Serei honesto. Não vi a corrida toda, já que nunca tenho saco para acompanhar a primeira metade. Acompanhei as primeiras voltas, vi os acidentes dos dois palhaços da KV e depois desliguei a TV e fui almoçar com a família da minha namorada. Depois, lá pela volta 110, voltei com ela e acompanhamos até o fim. Não me crucifiquem por não ter visto tudo, pois: quase todas as 300 mil pessoas que lotam o Indianapolis Motor Speedway não conseguem acompanhar tudo. A Indy 500 é, acima de tudo, um dia de entretenimento para todos. Você vê os carros passando, abre uma lata de Budweiser, come um cachorro quente, conversa com o cara do lado, abre outra lata de Budweiser, vê um acidente, compra um hambúrguer, leva o filho para o parque do autódromo, abre outra Budweiser, volta, compra uma jaqueta da Penske, abre outra Budweiser, acompanha a competição de seios, abre outra Budweiser, vê mais um pouco da corrida, vai mijar e volta.

Portanto, não vou narrar a corrida aqui. Comento apenas sobre alguns personagens da peça.

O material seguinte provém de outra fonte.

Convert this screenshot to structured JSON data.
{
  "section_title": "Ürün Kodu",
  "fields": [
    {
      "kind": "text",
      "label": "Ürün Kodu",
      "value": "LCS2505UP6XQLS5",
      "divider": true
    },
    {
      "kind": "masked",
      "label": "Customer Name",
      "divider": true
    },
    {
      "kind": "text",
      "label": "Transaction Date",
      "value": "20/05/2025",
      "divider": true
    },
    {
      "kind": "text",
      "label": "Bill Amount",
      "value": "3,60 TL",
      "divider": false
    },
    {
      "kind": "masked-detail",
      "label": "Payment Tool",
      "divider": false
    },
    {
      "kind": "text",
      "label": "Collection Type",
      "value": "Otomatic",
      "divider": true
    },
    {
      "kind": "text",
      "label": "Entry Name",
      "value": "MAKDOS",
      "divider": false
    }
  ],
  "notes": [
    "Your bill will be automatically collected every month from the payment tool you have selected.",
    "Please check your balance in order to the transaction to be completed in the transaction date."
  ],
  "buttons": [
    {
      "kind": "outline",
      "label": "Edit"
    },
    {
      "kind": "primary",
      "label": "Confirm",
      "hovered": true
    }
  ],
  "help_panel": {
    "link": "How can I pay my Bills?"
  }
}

Destaco, inicialmente, a Chip Ganassi. Mesmo que todo mundo estivesse torcendo pelo Alex Tagliani, era consenso geral que Scott Dixon ou Dario Franchitti sairia do autódromo como vencedores. O neozelandês Dixon, um dos meus pilotos preferidos na Indy, largava em segundo e era considerado o favorito franco para a vitória. Em algum momento, Tagliani, Servia e Bell arregrariam. E aquele carro avermelhado da Target levaria mais uma.

Só para dar um pouco de moral com o vencedor Wheldon, uma foto do seu belo carro patrocinado pelas roupas William Rast

Não sei o que aconteceu, mas lá pela metade da corrida, ambos realmente estavam na pista nas melhores condições para vencer. Pelo que entendi, a Chip Ganassi tinha optado por estratégias diferentes para os dois. Franchitti pararia um pouco antes dos demais, na volta 165, e tentaria fazer as últimas 35 voltas sem parar. Dixon, por outro lado, não se preocuparia com combustível e faria um splash-and-go nas últimas voltas. Não tinha como dar errado, já que o carro era muito bom, os pilotos idem e se uma estratégia falhasse, a outra funcionaria perfeitamente bem. Mas, ah, Indianápolis…

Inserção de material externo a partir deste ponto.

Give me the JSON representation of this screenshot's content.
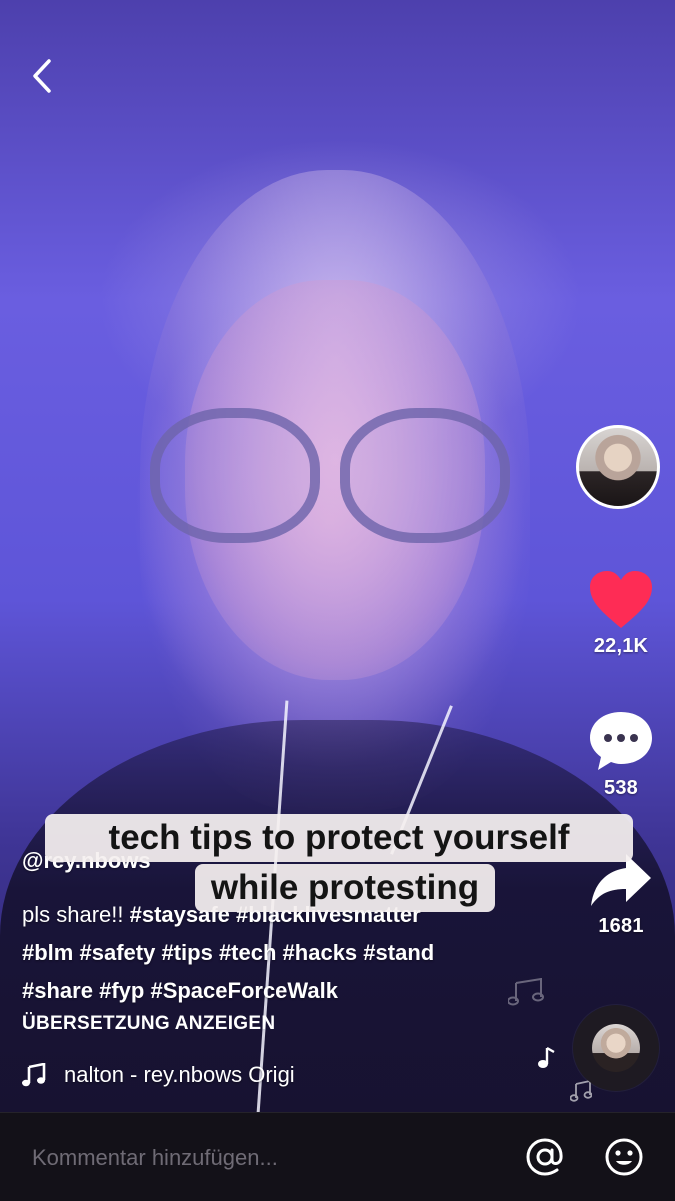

Franchitti ficou sem combustível no finalzinho e, tendo de se arrastar para não parar com pane seca, perdeu qualquer chance de vencer, terminando em um distante 12º. Dixon também não conseguiu ganhar as posições necessárias após seu splash-and-go, também ficou sem combustível na última volta e terminou em sexto. No fim, as zebras invadiram o pasto.

Primeiramente, Danica Patrick, que vinha tendo um mês de maio complicado, tomou a liderança na volta 179. O público gostou – a pilota é bonitinha, tem um puta apelo de marketing e tal -, mas ela não aguentou e foi para os pits no final. Faltavam pouco mais de dez voltas e quem tomou a ponta foi o Baguette.

Quem?! Bertrand Baguette, o belga que ganhou a World Series by Renault em 2009 e que estreou em 2010 pela Conquest, vinha tentando fazer as últimas voltas sem parar para se consagrar como o belga mais fodão da história de Indianápolis, se é que isso significa alguma coisa. Mas ele também não quis se arriscar e parou na 196. Faltavam quatro voltas. Eu estava nervoso. Não queria ver alguém do mainstream vencer. Teria de dar zebra.

Veio Hildebrand, não o Pascoal. O americano, que nasceu no mesmo ano que eu e que conta com minha torcida por isso, tomou a liderança a estúpidas quatro voltas do fim. Porra, será que um americano finalmente voltaria a vencer? Indianápolis havia virado palco de trunfos estrangeiros nas últimas edições. A última vitória yankee havia sido obtida por Sam Hornish Jr. em 2006, outra edição com final eletrizante. A Panther nunca havia vencido em Indianápolis. Ela era algo como o São Caetano das antigas da Indy 500, aquele time que sempre chega na final e fracassa. Mas o jejum finalmente acabaria. Ou não.

Ô coisa bonita...

Hildebrand entrou na última curva sonhando com o sabor do leite produzido no Dairy Belt, a grana, a entrevista na Oprah e as mulheres que conseguira comer. Subitamente, aparece o diabético Charlie Kimball pela frente. Sem pensar muito, JR muda de faixa e ultrapassa Kimball por fora. E aí vem o desastre.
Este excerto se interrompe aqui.